In the days of chaos surrounding the withdrawal and evacuations, Biden clearly lost approval. According to statisticians from the FiveThirtyEight site, who compile and weight surveys, for the first time more people are dissatisfied than satisfied with his administration. According to all polls, a majority of Americans think the withdrawal of American troops is correct. A majority also attested to Biden’s mismanagement in his worst foreign policy crisis to date. Biden himself admits of no error.

The Bundeswehr has learned to fight

The Bundeswehr site was initially called “Bad Kunduz”, but the calm in northern Afghanistan is not expected to last long. The Taliban gained strength, German soldiers were killed – and Bundeswehr soldiers killed their opponents in combat. The image of the uniformed well driller, which some politicians would have liked to cultivate, soon has little to do with reality. The difficulty for Berlin politicians in managing the new role of the Bundeswehr was illustrated by the discussion in 2009 over whether Germany was involved in a “war” in Afghanistan – or simply in an “armed conflict”.

The toll was huge

The mission in Afghanistan claimed the lives of more than 3,500 foreign soldiers, including 59 Germans. Among international troops, the United States suffered by far the heaviest casualties, with more than 2,460 American troops dead in the United States’ longest war. It is estimated that more than 45,000 members of the Afghan security forces have been killed, and tens of thousands of Taliban fighters are also believed to have lost their lives. More than 40,000 civilians have been killed since the United Nations census began in 2009 alone.

The cost was huge

Sometimes the American operation cost more than 100 billion dollars per year (almost 85 billion euros). As the number of troops decreased, the costs decreased. For the reconstruction of Afghanistan, the United States had budgeted a total of more than 143 billion dollars over the past 20 years, of which more than 88 billion dollars will benefit the Afghan security forces. The Bundeswehr’s mission in Afghanistan has cost more than twelve billion euros since the end of 2001. In addition, the federal government annually contributes several hundred million euros for humanitarian aid, development aid and reconstruction. in Afghanistan.
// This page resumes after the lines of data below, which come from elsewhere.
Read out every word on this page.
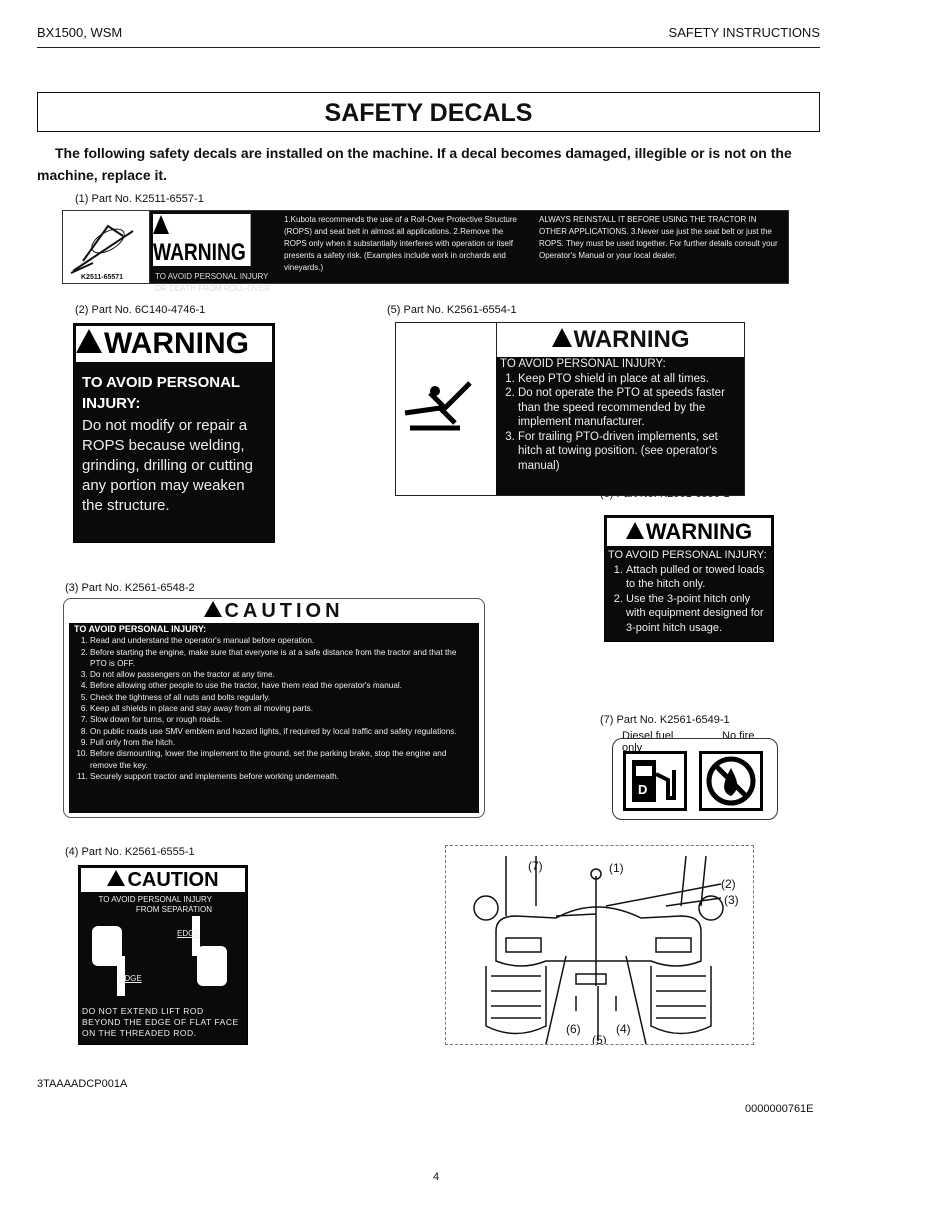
BX1500, WSM	SAFETY INSTRUCTIONS
SAFETY DECALS
The following safety decals are installed on the machine. If a decal becomes damaged, illegible or is not on the machine, replace it.
(1) Part No. K2511-6557-1
K2511-65571
WARNING
TO AVOID PERSONAL INJURY OR DEATH FROM ROLL-OVER
1.Kubota recommends the use of a Roll-Over Protective Structure (ROPS) and seat belt in almost all applications. 2.Remove the ROPS only when it substantially interferes with operation or itself presents a safety risk. (Examples include work in orchards and vineyards.)
ALWAYS REINSTALL IT BEFORE USING THE TRACTOR IN OTHER APPLICATIONS. 3.Never use just the seat belt or just the ROPS. They must be used together. For further details consult your Operator's Manual or your local dealer.
(2) Part No. 6C140-4746-1
WARNING
TO AVOID PERSONAL INJURY:
Do not modify or repair a ROPS because welding, grinding, drilling or cutting any portion may weaken the structure.
(5) Part No. K2561-6554-1
WARNING
TO AVOID PERSONAL INJURY:
1. Keep PTO shield in place at all times.
2. Do not operate the PTO at speeds faster than the speed recommended by the implement manufacturer.
3. For trailing PTO-driven implements, set hitch at towing position. (see operator's manual)
(6) Part No. K2561-6556-1
WARNING
TO AVOID PERSONAL INJURY:
1. Attach pulled or towed loads to the hitch only.
2. Use the 3-point hitch only with equipment designed for 3-point hitch usage.
(3) Part No. K2561-6548-2
CAUTION
TO AVOID PERSONAL INJURY:
1. Read and understand the operator's manual before operation.
2. Before starting the engine, make sure that everyone is at a safe distance from the tractor and that the PTO is OFF.
3. Do not allow passengers on the tractor at any time.
4. Before allowing other people to use the tractor, have them read the operator's manual.
5. Check the tightness of all nuts and bolts regularly.
6. Keep all shields in place and stay away from all moving parts.
7. Slow down for turns, or rough roads.
8. On public roads use SMV emblem and hazard lights, if required by local traffic and safety regulations.
9. Pull only from the hitch.
10. Before dismounting, lower the implement to the ground, set the parking brake, stop the engine and remove the key.
11. Securely support tractor and implements before working underneath.
(7) Part No. K2561-6549-1
Diesel fuel only
No fire
D
(4) Part No. K2561-6555-1
CAUTION
TO AVOID PERSONAL INJURY FROM SEPARATION
EDGE
EDGE
DO NOT EXTEND LIFT ROD BEYOND THE EDGE OF FLAT FACE ON THE THREADED ROD.
(7)	(1)
(2)
(3)
(4)
(5)
(6)
3TAAAADCP001A
0000000761E
4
There has been progress in Afghanistan

In the chaos of disengagement, the fact that much has been accomplished in Afghanistan in recent years has taken a back seat. Two examples among many others: the average life expectancy has increased from 56 years in 2001 to the last 63 years, the number of schoolchildren has increased from 900,000 (boys only) to 9.5 million (almost 40% some girls). It is not known what achievements will survive the new version of the Taliban regime, especially when it comes to women’s rights. How the world will know what will happen in Afghanistan in the future is also open. At least there is hope that the Islamists will not be able to completely shut down Afghanistan – mobile phone networks are well developed and smartphones are prevalent.